THE national co ordinator of the blood screening programme, which began in 1994, was told by a Department of Health official: "We will call you when we need you," after she expressed concern about the lack of structured meetings, the tribunal of inquiry heard yesterday.
Dr Joan Power described her concern at the time that meetings with the Department were being held sporadically. She contacted Ms Dolores Moran, a Department of Health higher executive officer, about the matter. "The response was of the order that we will call you when we need you," she said.
She told the tribunal that recreational drug users were unwittingly responsible for blood being infected with hepatitis C in the 1970s and 1980s.
The principal source of infection for 45 per cent of people who received the liver infection was from people who had used intravenous drugs "in their wild teenage years, as they looked at it" and forgot about it subsequently. They would be unaware they were carriers of the hepatitis C virus.

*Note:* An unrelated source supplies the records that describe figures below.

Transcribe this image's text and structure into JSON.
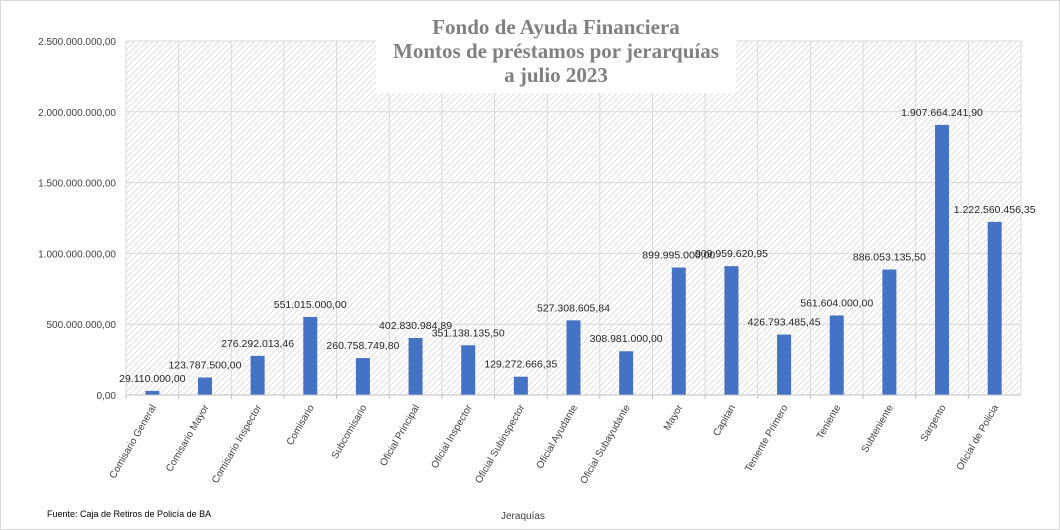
{
  "chart_data": {
    "type": "bar",
    "title": [
      "Fondo de Ayuda Financiera",
      "Montos de préstamos por jerarquías",
      "a julio 2023"
    ],
    "xlabel": "Jeraquías",
    "ylabel": "",
    "source": "Fuente: Caja de Retiros de Policía de BA",
    "ylim": [
      0,
      2500000000
    ],
    "y_ticks": [
      {
        "value": 0,
        "label": "0,00"
      },
      {
        "value": 500000000,
        "label": "500.000.000,00"
      },
      {
        "value": 1000000000,
        "label": "1.000.000.000,00"
      },
      {
        "value": 1500000000,
        "label": "1.500.000.000,00"
      },
      {
        "value": 2000000000,
        "label": "2.000.000.000,00"
      },
      {
        "value": 2500000000,
        "label": "2.500.000.000,00"
      }
    ],
    "grid": true,
    "legend": "none",
    "bar_color": "#4472c4",
    "categories": [
      "Comisario General",
      "Comisario Mayor",
      "Comisario Inspector",
      "Comisario",
      "Subcomisario",
      "Oficial Principal",
      "Oficial Inspector",
      "Oficial Subinspector",
      "Oficial Ayudante",
      "Oficial Subayudante",
      "Mayor",
      "Capitan",
      "Teniente Primero",
      "Teniente",
      "Subteniente",
      "Sargento",
      "Oficial de Policia"
    ],
    "values": [
      29110000.0,
      123787500.0,
      276292013.46,
      551015000.0,
      260758749.8,
      402830984.89,
      351138135.5,
      129272666.35,
      527308605.84,
      308981000.0,
      899995000.0,
      909959620.95,
      426793485.45,
      561604000.0,
      886053135.5,
      1907664241.9,
      1222560456.35
    ],
    "data_labels": [
      "29.110.000,00",
      "123.787.500,00",
      "276.292.013,46",
      "551.015.000,00",
      "260.758.749,80",
      "402.830.984,89",
      "351.138.135,50",
      "129.272.666,35",
      "527.308.605,84",
      "308.981.000,00",
      "899.995.000,00",
      "909.959.620,95",
      "426.793.485,45",
      "561.604.000,00",
      "886.053.135,50",
      "1.907.664.241,90",
      "1.222.560.456,35"
    ]
  }
}
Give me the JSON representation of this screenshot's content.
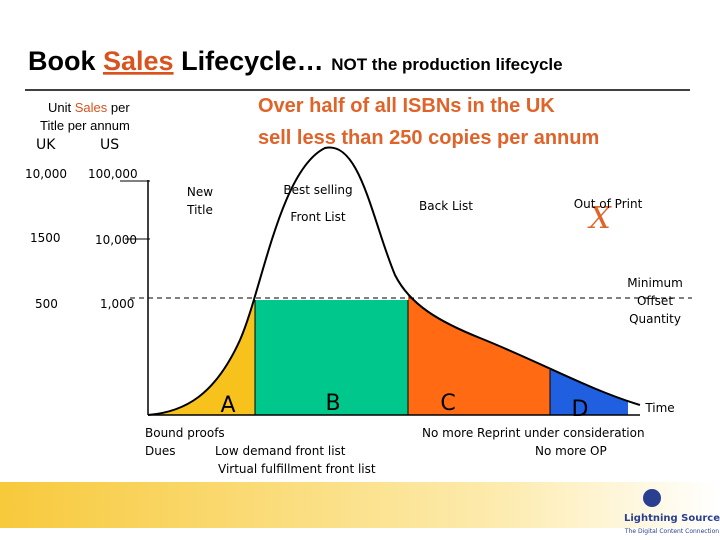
{
  "title": {
    "lead": "Book",
    "highlight": "Sales",
    "rest": "Lifecycle…",
    "sub": "NOT the production lifecycle"
  },
  "callout": [
    "Over half of all ISBNs in the UK",
    "sell less than 250 copies per annum"
  ],
  "axis": {
    "label_lead": "Unit",
    "label_highlight": "Sales",
    "label_tail": "per",
    "label_line2": "Title per annum",
    "columns": [
      "UK",
      "US"
    ],
    "rows": [
      [
        "10,000",
        "100,000"
      ],
      [
        "1500",
        "10,000"
      ],
      [
        "500",
        "1,000"
      ]
    ],
    "x_label": "Time"
  },
  "stages": {
    "new_title": [
      "New",
      "Title"
    ],
    "front_list": [
      "Best selling",
      "Front List"
    ],
    "back_list": "Back List",
    "out_of_print": "Out of Print",
    "out_mark": "X",
    "minimum": [
      "Minimum",
      "Offset",
      "Quantity"
    ]
  },
  "segments": [
    "A",
    "B",
    "C",
    "D"
  ],
  "notes": {
    "left": [
      "Bound proofs",
      "Dues",
      "Low demand front list",
      "Virtual fulfillment front list"
    ],
    "right": [
      "No more Reprint under consideration",
      "No more OP"
    ]
  },
  "footer": {
    "brand": "Lightning Source",
    "tagline": "The Digital Content Connection"
  }
}
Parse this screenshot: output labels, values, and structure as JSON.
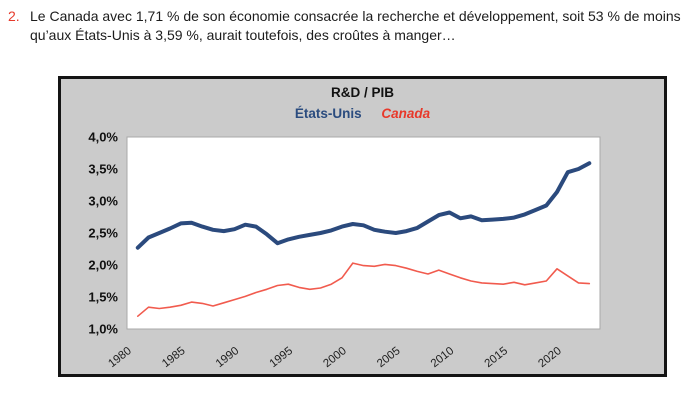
{
  "paragraph": {
    "number": "2.",
    "text": "Le Canada avec 1,71 % de son économie consacrée la recherche et développement, soit 53 % de moins qu’aux États-Unis à 3,59 %, aurait toutefois, des croûtes à manger…"
  },
  "chart": {
    "title": "R&D / PIB",
    "legend": [
      {
        "label": "États-Unis",
        "color": "#2b4c7f"
      },
      {
        "label": "Canada",
        "color": "#e8392b"
      }
    ]
  },
  "chart_data": {
    "type": "line",
    "title": "R&D / PIB",
    "xlabel": "",
    "ylabel": "",
    "grid": false,
    "legend_position": "top",
    "y_range": [
      1.0,
      4.0
    ],
    "y_ticks": [
      "4,0%",
      "3,5%",
      "3,0%",
      "2,5%",
      "2,0%",
      "1,5%",
      "1,0%"
    ],
    "x_axis_range": [
      1980,
      2024
    ],
    "x_ticks": [
      "1980",
      "1985",
      "1990",
      "1995",
      "2000",
      "2005",
      "2010",
      "2015",
      "2020"
    ],
    "x": [
      1981,
      1982,
      1983,
      1984,
      1985,
      1986,
      1987,
      1988,
      1989,
      1990,
      1991,
      1992,
      1993,
      1994,
      1995,
      1996,
      1997,
      1998,
      1999,
      2000,
      2001,
      2002,
      2003,
      2004,
      2005,
      2006,
      2007,
      2008,
      2009,
      2010,
      2011,
      2012,
      2013,
      2014,
      2015,
      2016,
      2017,
      2018,
      2019,
      2020,
      2021,
      2022,
      2023
    ],
    "series": [
      {
        "name": "États-Unis",
        "color": "#2b4a7d",
        "values": [
          2.27,
          2.43,
          2.5,
          2.57,
          2.65,
          2.66,
          2.6,
          2.55,
          2.53,
          2.56,
          2.63,
          2.6,
          2.48,
          2.34,
          2.4,
          2.44,
          2.47,
          2.5,
          2.54,
          2.6,
          2.64,
          2.62,
          2.55,
          2.52,
          2.5,
          2.53,
          2.58,
          2.68,
          2.78,
          2.82,
          2.73,
          2.76,
          2.7,
          2.71,
          2.72,
          2.74,
          2.79,
          2.86,
          2.93,
          3.14,
          3.45,
          3.5,
          3.59
        ]
      },
      {
        "name": "Canada",
        "color": "#f15b4e",
        "values": [
          1.2,
          1.34,
          1.32,
          1.34,
          1.37,
          1.42,
          1.4,
          1.36,
          1.41,
          1.46,
          1.51,
          1.57,
          1.62,
          1.68,
          1.7,
          1.65,
          1.62,
          1.64,
          1.7,
          1.8,
          2.03,
          1.99,
          1.98,
          2.01,
          1.99,
          1.95,
          1.9,
          1.86,
          1.92,
          1.86,
          1.8,
          1.75,
          1.72,
          1.71,
          1.7,
          1.73,
          1.69,
          1.72,
          1.75,
          1.94,
          1.83,
          1.72,
          1.71
        ]
      }
    ]
  }
}
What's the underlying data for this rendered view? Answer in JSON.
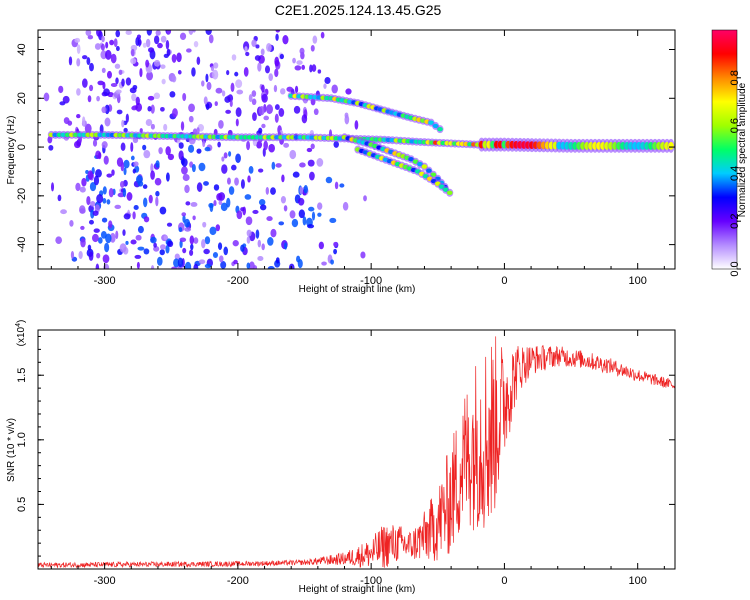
{
  "figure": {
    "title": "C2E1.2025.124.13.45.G25"
  },
  "chart_data": [
    {
      "type": "heatmap",
      "xlabel": "Height of straight line (km)",
      "ylabel": "Frequency (Hz)",
      "xlim": [
        -350,
        128
      ],
      "ylim": [
        -50,
        48
      ],
      "x_ticks": [
        -300,
        -200,
        -100,
        0,
        100
      ],
      "x_tick_labels": [
        "-300",
        "-200",
        "-100",
        "0",
        "100"
      ],
      "y_ticks": [
        -40,
        -20,
        0,
        20,
        40
      ],
      "y_tick_labels": [
        "-40",
        "-20",
        "0",
        "20",
        "40"
      ],
      "colorbar": {
        "label": "Normalized spectral amplitude",
        "range": [
          0,
          1
        ],
        "ticks": [
          0,
          0.2,
          0.4,
          0.6,
          0.8
        ],
        "tick_labels": [
          "0.0",
          "0.2",
          "0.4",
          "0.6",
          "0.8"
        ],
        "colors": [
          "#ffffff",
          "#b48cff",
          "#6600ff",
          "#0000ff",
          "#00ccff",
          "#00ff66",
          "#a0ff00",
          "#ffff00",
          "#ff8800",
          "#ff0000",
          "#ff0066"
        ]
      },
      "tracks": [
        {
          "name_hidden": true,
          "points": [
            [
              -340,
              5
            ],
            [
              -300,
              5
            ],
            [
              -250,
              4.5
            ],
            [
              -200,
              4
            ],
            [
              -150,
              4
            ],
            [
              -120,
              3.5
            ],
            [
              -90,
              3
            ],
            [
              -60,
              2
            ],
            [
              -40,
              1.5
            ],
            [
              -20,
              1
            ],
            [
              0,
              1
            ],
            [
              50,
              0.5
            ],
            [
              128,
              0.5
            ]
          ]
        },
        {
          "name_hidden": true,
          "points": [
            [
              -160,
              21
            ],
            [
              -130,
              20
            ],
            [
              -110,
              18
            ],
            [
              -90,
              15
            ],
            [
              -70,
              12
            ],
            [
              -55,
              10
            ],
            [
              -45,
              6
            ]
          ]
        },
        {
          "name_hidden": true,
          "points": [
            [
              -120,
              4
            ],
            [
              -100,
              1
            ],
            [
              -85,
              -2
            ],
            [
              -70,
              -5
            ],
            [
              -60,
              -8
            ],
            [
              -50,
              -13
            ],
            [
              -42,
              -18
            ]
          ]
        },
        {
          "name_hidden": true,
          "points": [
            [
              -110,
              -1
            ],
            [
              -95,
              -4
            ],
            [
              -80,
              -7
            ],
            [
              -65,
              -10
            ],
            [
              -50,
              -15
            ],
            [
              -38,
              -20
            ]
          ]
        }
      ],
      "scatter_region": {
        "x": [
          -350,
          -150
        ],
        "y": [
          -50,
          48
        ],
        "level": 0.25
      }
    },
    {
      "type": "line",
      "xlabel": "Height of straight line (km)",
      "ylabel": "SNR (10 * v/v)",
      "y_multiplier_label": "(x10",
      "y_multiplier_exp": "4",
      "y_multiplier_close": ")",
      "xlim": [
        -350,
        128
      ],
      "ylim": [
        0,
        1.85
      ],
      "x_ticks": [
        -300,
        -200,
        -100,
        0,
        100
      ],
      "x_tick_labels": [
        "-300",
        "-200",
        "-100",
        "0",
        "100"
      ],
      "y_ticks": [
        0.5,
        1.0,
        1.5
      ],
      "y_tick_labels": [
        "0.5",
        "1.0",
        "1.5"
      ],
      "color": "#ee2222",
      "envelope": {
        "x": [
          -350,
          -200,
          -150,
          -120,
          -100,
          -90,
          -80,
          -70,
          -60,
          -50,
          -40,
          -30,
          -20,
          -10,
          0,
          10,
          20,
          40,
          60,
          80,
          100,
          128
        ],
        "mean": [
          0.03,
          0.04,
          0.05,
          0.08,
          0.12,
          0.18,
          0.2,
          0.18,
          0.25,
          0.35,
          0.55,
          0.85,
          1.0,
          1.05,
          1.3,
          1.55,
          1.62,
          1.65,
          1.62,
          1.57,
          1.5,
          1.42
        ],
        "spread": [
          0.02,
          0.02,
          0.02,
          0.05,
          0.12,
          0.18,
          0.15,
          0.12,
          0.2,
          0.3,
          0.45,
          0.55,
          0.7,
          0.8,
          0.45,
          0.2,
          0.12,
          0.08,
          0.07,
          0.06,
          0.05,
          0.04
        ]
      }
    }
  ]
}
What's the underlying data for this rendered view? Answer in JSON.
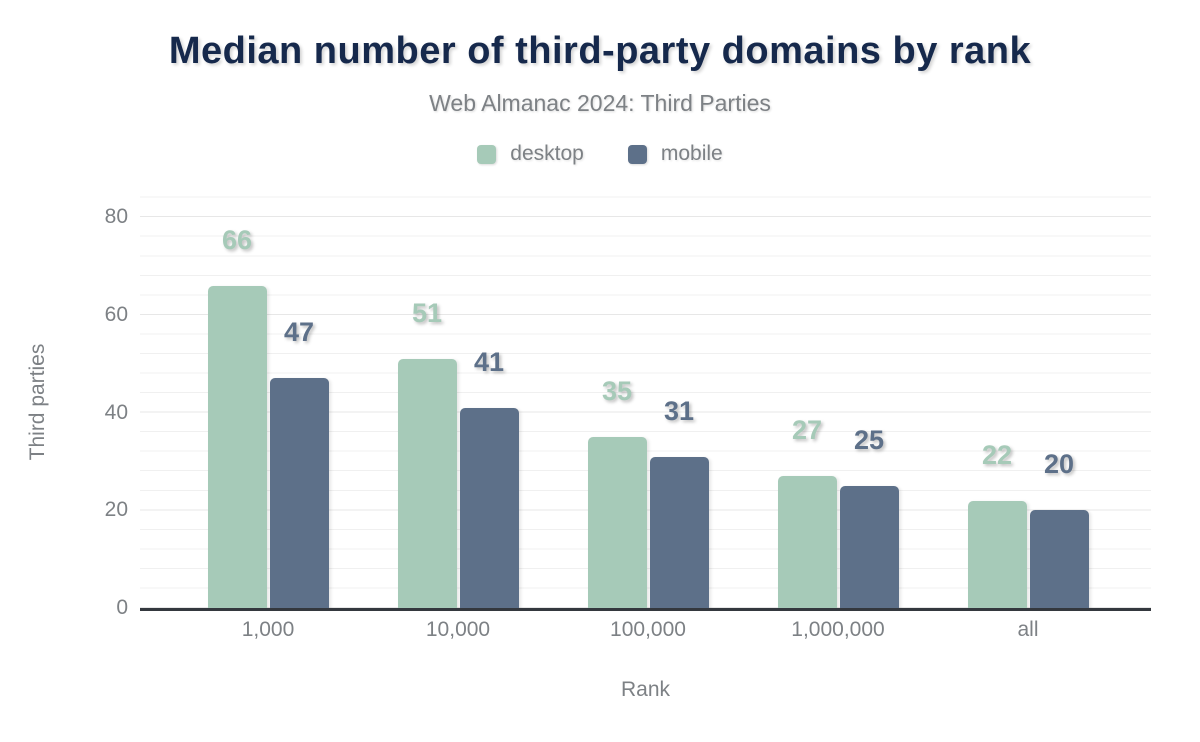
{
  "chart_data": {
    "type": "bar",
    "title": "Median number of third-party domains by rank",
    "subtitle": "Web Almanac 2024: Third Parties",
    "categories": [
      "1,000",
      "10,000",
      "100,000",
      "1,000,000",
      "all"
    ],
    "series": [
      {
        "name": "desktop",
        "color": "#a6cab8",
        "values": [
          66,
          51,
          35,
          27,
          22
        ]
      },
      {
        "name": "mobile",
        "color": "#5d7089",
        "values": [
          47,
          41,
          31,
          25,
          20
        ]
      }
    ],
    "xlabel": "Rank",
    "ylabel": "Third parties",
    "ylim": [
      0,
      80
    ],
    "yticks": [
      0,
      20,
      40,
      60,
      80
    ],
    "grid": "horizontal, minor lines every 4 units, major every 20",
    "legend_position": "top center",
    "value_labels": "above bars, colored per series"
  },
  "colors": {
    "title": "#16294c",
    "text_gray": "#7d8185",
    "axis_line": "#34383e",
    "grid_minor": "#f0f0f0",
    "grid_major": "#e7e7e7",
    "background": "#ffffff"
  }
}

"The level of hepatitis C in blood sources dramatically reduced in the 80s when the exclusion criteria for HIV were introduced," she said.
She related how she brought up a query on anti D and hepatitis C with the BTSB medical director, Dr Terry Walsh, on January 19th.
"It was about number five on my agenda... I just casually asked him, Had there ever been a problem with anti D in Ireland?" she said.
She remembered that Dr Walsh look quizzical and stunned. He told her he would have to get out the files. He phoned her on the 21st, saying that most hepatitis C infected women were rhesus negative and that the problem dated to 1977.
From the first month to the end of April he was devastated at what had happened. "He was not sleeping, he was not eating. He was plainly psychologically stressed ... He was obviously just not well at that time," she said.
Dr Power said that by February 1st it was known that all the 1977 hepatitis C cases were of the same type. It was later discovered they all had the same sub type and nucleotide strain, making the connection "absolutely scientifically sound".